Yeah its pretty gross to have males..they are constantly humping the females..


----------



## ALLIGATORMEX (Aug 28, 2003)

yeah plus the males are darker


----------



## aaron07_20 (Apr 23, 2004)

Damn you! Everytime I look back at this thread I get more and more mad that I lost my greek tortoises...( I hide to keep them in the garage because there was a severe t-storm, kept them in a conta9iner with no lid, dad left grage open, bye ye) now I think I might just go to the pet store and buy another. They are so fun to keep....even more fun then fish..you can take them anywhere...like vacation..on the beach..


----------



## ALLIGATORMEX (Aug 28, 2003)

you are right i like turtles alot this one is very intlligent and lovs to eat and walk

you better get ya a new one nice pets and they live last long


----------



## aaron07_20 (Apr 23, 2004)

Yeah Im getting a lot of money early july, helping out with sumthin..so I will have plenty of money to buy anew torotise..I already have a nice outdoor pen for the summer, and a large wide hamper typed thing for the winter..


----------



## ALLIGATORMEX (Aug 28, 2003)

good post piucs when you got it


----------



## aaron07_20 (Apr 23, 2004)

I think all my lfs sells is female russian tortoises..Im not that crazy about them..I might just have to wait because my other lfs gets greek tortoises in july..but they are overpriced..like 110$ for one 5 inch tortoise...the russians at petsmart are 75$ each...I bought a russian pair a while ago..got a great deal..I told the manager that someone on the phone told me they were 50..

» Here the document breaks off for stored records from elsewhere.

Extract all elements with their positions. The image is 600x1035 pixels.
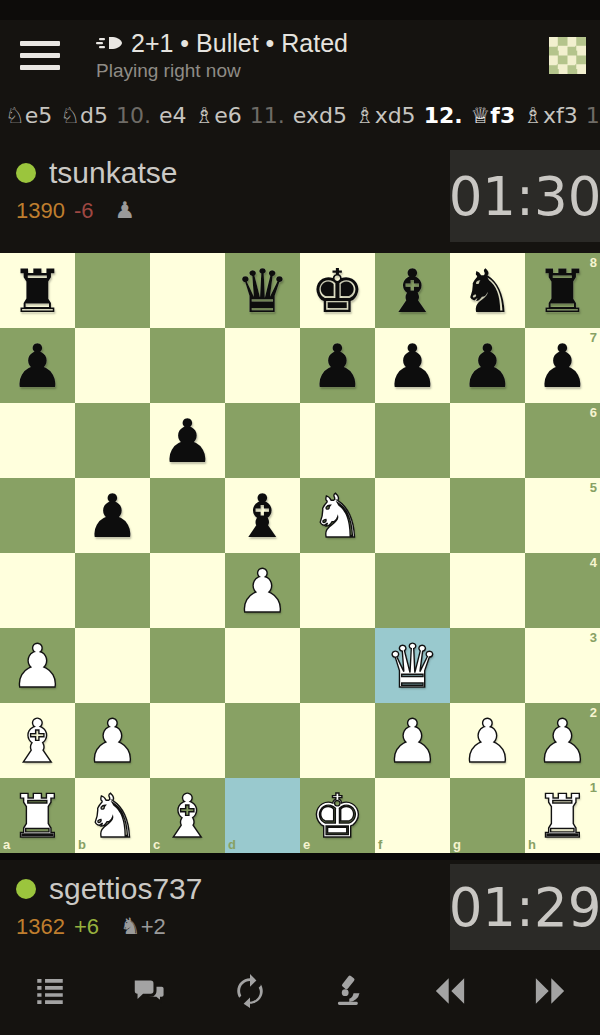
file-label-g: g	[453, 838, 461, 851]
black-bishop: ♝	[225, 478, 300, 553]
square-c1[interactable]: ♝c	[150, 778, 225, 853]
white-pawn: ♟	[375, 703, 450, 778]
game-title-block: 2+1 • Bullet • Rated Playing right now	[96, 29, 549, 82]
game-status: Playing right now	[96, 60, 549, 82]
board-divider	[0, 853, 600, 860]
square-b6[interactable]	[75, 403, 150, 478]
square-d7[interactable]	[225, 328, 300, 403]
chat-button[interactable]	[100, 974, 200, 1012]
white-king: ♚	[300, 778, 375, 853]
square-d4[interactable]: ♟	[225, 553, 300, 628]
black-pawn: ♟	[150, 403, 225, 478]
black-knight: ♞	[450, 253, 525, 328]
file-label-c: c	[153, 838, 160, 851]
clock-top: 01:30	[450, 150, 600, 242]
rank-label-5: 5	[590, 481, 597, 494]
square-c8[interactable]	[150, 253, 225, 328]
rank-label-8: 8	[590, 256, 597, 269]
bullet-icon	[96, 33, 124, 53]
white-pawn: ♟	[225, 553, 300, 628]
move-token[interactable]: ♗e6	[195, 103, 242, 128]
online-indicator	[16, 163, 36, 183]
white-pawn: ♟	[75, 703, 150, 778]
player-panel-bottom: sgettios737 1362 +6 ♞+2 01:29	[0, 860, 600, 950]
move-token[interactable]: exd5	[293, 103, 347, 128]
square-e2[interactable]	[300, 703, 375, 778]
square-d5[interactable]: ♝	[225, 478, 300, 553]
square-b8[interactable]	[75, 253, 150, 328]
chat-icon	[132, 974, 168, 1012]
white-bishop: ♝	[0, 703, 75, 778]
lichess-mobile-app: 2+1 • Bullet • Rated Playing right now ♘…	[0, 0, 600, 1035]
black-pawn: ♟	[375, 328, 450, 403]
captured-knight-icon: ♞	[120, 913, 141, 939]
square-h2[interactable]: ♟2	[525, 703, 600, 778]
white-pawn: ♟	[525, 703, 600, 778]
black-bishop: ♝	[375, 253, 450, 328]
square-b4[interactable]	[75, 553, 150, 628]
square-d2[interactable]	[225, 703, 300, 778]
rank-label-1: 1	[590, 781, 597, 794]
rating-diff: +6	[74, 914, 99, 940]
captured-pawn-icon: ♟	[115, 197, 136, 223]
status-bar	[0, 0, 600, 20]
file-label-b: b	[78, 838, 86, 851]
square-g1[interactable]: g	[450, 778, 525, 853]
move-token[interactable]: 13.	[586, 103, 600, 128]
flip-board-button[interactable]	[200, 974, 300, 1012]
square-g4[interactable]	[450, 553, 525, 628]
white-rook: ♜	[525, 778, 600, 853]
square-a5[interactable]	[0, 478, 75, 553]
square-a6[interactable]	[0, 403, 75, 478]
player-name: tsunkatse	[49, 156, 177, 190]
menu-button[interactable]	[20, 41, 60, 70]
analysis-microscope-icon	[333, 974, 367, 1012]
square-a4[interactable]	[0, 553, 75, 628]
square-b1[interactable]: ♞b	[75, 778, 150, 853]
square-a2[interactable]: ♝	[0, 703, 75, 778]
square-f5[interactable]	[375, 478, 450, 553]
black-king: ♚	[300, 253, 375, 328]
captured-pieces: ♞+2	[120, 913, 166, 940]
square-c7[interactable]	[150, 328, 225, 403]
square-d8[interactable]: ♛	[225, 253, 300, 328]
square-h8[interactable]: ♜8	[525, 253, 600, 328]
square-a1[interactable]: ♜a	[0, 778, 75, 853]
square-b3[interactable]	[75, 628, 150, 703]
checkerboard-icon[interactable]	[549, 37, 586, 74]
clock-bottom: 01:29	[450, 864, 600, 950]
square-h4[interactable]: 4	[525, 553, 600, 628]
rank-label-2: 2	[590, 706, 597, 719]
black-rook: ♜	[525, 253, 600, 328]
rewind-button[interactable]	[400, 976, 500, 1010]
square-f6[interactable]	[375, 403, 450, 478]
analysis-button[interactable]	[300, 974, 400, 1012]
square-e7[interactable]: ♟	[300, 328, 375, 403]
square-a3[interactable]: ♟	[0, 628, 75, 703]
rank-label-7: 7	[590, 331, 597, 344]
square-e1[interactable]: ♚e	[300, 778, 375, 853]
square-e8[interactable]: ♚	[300, 253, 375, 328]
square-g7[interactable]: ♟	[450, 328, 525, 403]
square-e4[interactable]	[300, 553, 375, 628]
square-c3[interactable]	[150, 628, 225, 703]
square-f1[interactable]: f	[375, 778, 450, 853]
square-a8[interactable]: ♜	[0, 253, 75, 328]
white-rook: ♜	[0, 778, 75, 853]
square-d1[interactable]: d	[225, 778, 300, 853]
square-f4[interactable]	[375, 553, 450, 628]
forward-button[interactable]	[500, 976, 600, 1010]
player-rating: 1390	[16, 198, 65, 224]
online-indicator	[16, 879, 36, 899]
square-h3[interactable]: 3	[525, 628, 600, 703]
white-bishop: ♝	[150, 778, 225, 853]
square-b7[interactable]	[75, 328, 150, 403]
move-list-icon	[33, 974, 67, 1012]
square-h6[interactable]: 6	[525, 403, 600, 478]
square-e3[interactable]	[300, 628, 375, 703]
black-rook: ♜	[0, 253, 75, 328]
move-token[interactable]: ♗xf3	[523, 103, 577, 128]
white-knight: ♞	[300, 478, 375, 553]
square-e5[interactable]: ♞	[300, 478, 375, 553]
square-b2[interactable]: ♟	[75, 703, 150, 778]
square-f3[interactable]: ♛	[375, 628, 450, 703]
rank-label-4: 4	[590, 556, 597, 569]
move-token[interactable]: ♗xd5	[355, 103, 416, 128]
square-g3[interactable]	[450, 628, 525, 703]
rank-label-3: 3	[590, 631, 597, 644]
chess-board: ♜♛♚♝♞♜8♟♟♟♟♟7♟6♟♝♞5♟4♟♛3♝♟♟♟♟2♜a♞b♝cd♚ef…	[0, 253, 600, 853]
black-pawn: ♟	[525, 328, 600, 403]
move-token[interactable]: 12.	[424, 103, 463, 128]
player-panel-top: tsunkatse 1390 -6 ♟ 01:30	[0, 140, 600, 253]
forward-icon	[532, 976, 568, 1010]
hamburger-icon	[20, 41, 60, 46]
move-token[interactable]: ♘d5	[60, 103, 108, 128]
move-token[interactable]: ♕f3	[471, 103, 516, 128]
square-d3[interactable]	[225, 628, 300, 703]
white-pawn: ♟	[450, 703, 525, 778]
white-pawn: ♟	[0, 628, 75, 703]
square-c2[interactable]	[150, 703, 225, 778]
square-c4[interactable]	[150, 553, 225, 628]
move-list[interactable]: ♘e5♘d510.e4♗e611.exd5♗xd512.♕f3♗xf313.♗x…	[0, 90, 600, 140]
file-label-d: d	[228, 838, 236, 851]
black-pawn: ♟	[75, 478, 150, 553]
rewind-icon	[432, 976, 468, 1010]
app-header: 2+1 • Bullet • Rated Playing right now	[0, 20, 600, 90]
rank-label-6: 6	[590, 406, 597, 419]
square-h7[interactable]: ♟7	[525, 328, 600, 403]
black-pawn: ♟	[300, 328, 375, 403]
square-e6[interactable]	[300, 403, 375, 478]
square-d6[interactable]	[225, 403, 300, 478]
square-f2[interactable]: ♟	[375, 703, 450, 778]
player-name: sgettios737	[49, 872, 202, 906]
square-c6[interactable]: ♟	[150, 403, 225, 478]
square-g8[interactable]: ♞	[450, 253, 525, 328]
captured-pieces: ♟	[115, 197, 136, 224]
file-label-a: a	[3, 838, 10, 851]
black-pawn: ♟	[0, 328, 75, 403]
file-label-f: f	[378, 838, 382, 851]
square-g6[interactable]	[450, 403, 525, 478]
square-a7[interactable]: ♟	[0, 328, 75, 403]
black-pawn: ♟	[450, 328, 525, 403]
file-label-h: h	[528, 838, 536, 851]
black-queen: ♛	[225, 253, 300, 328]
file-label-e: e	[303, 838, 310, 851]
move-token[interactable]: e4	[159, 103, 187, 128]
move-list-button[interactable]	[0, 974, 100, 1012]
move-token[interactable]: 11.	[250, 103, 285, 128]
square-c5[interactable]	[150, 478, 225, 553]
move-token[interactable]: ♘e5	[5, 103, 52, 128]
game-title: 2+1 • Bullet • Rated	[131, 29, 348, 58]
square-h1[interactable]: ♜1h	[525, 778, 600, 853]
flip-board-icon	[233, 974, 267, 1012]
square-f8[interactable]: ♝	[375, 253, 450, 328]
move-token[interactable]: 10.	[116, 103, 151, 128]
player-rating: 1362	[16, 914, 65, 940]
square-h5[interactable]: 5	[525, 478, 600, 553]
white-knight: ♞	[75, 778, 150, 853]
square-f7[interactable]: ♟	[375, 328, 450, 403]
square-g5[interactable]	[450, 478, 525, 553]
square-g2[interactable]: ♟	[450, 703, 525, 778]
rating-diff: -6	[74, 198, 94, 224]
bottom-toolbar	[0, 950, 600, 1035]
square-b5[interactable]: ♟	[75, 478, 150, 553]
white-queen: ♛	[375, 628, 450, 703]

I will post pics whne I get the torts..


----------



## thePACK (Jan 3, 2003)

very nice...great color shell..


----------



## aaron07_20 (Apr 23, 2004)

Exactly how big is this tortoise? I just realized that you cannot tell the difference between sex in desert tortoises until they are 8 inches in length. Also males have longer tales and bigger glands under the chin.

I am so jealous..I want it..


----------



## JAC (Jan 19, 2004)

We have that kind of turtles here in Venezuela, I don't know the scientific name but they're known as "morrocoy" (pronounced: moh-roh-koi) .


----------



## l2ob (May 22, 2004)

nice torts u got there


----------



## ALLIGATORMEX (Aug 28, 2003)

aaron07_20 said:


> Exactly how big is this tortoise? I just realized that you cannot tell the difference between sex in desert tortoises until they are 8 inches in length. Also males have longer tales and bigger glands under the chin.
> 
> I am so jealous..I want it..


 its around 9 inches or so ., i know its a female i picked two femals i didnt likd the coloration of the skin on the males they are darker


----------



## ineedchanna (May 27, 2003)

nice!


----------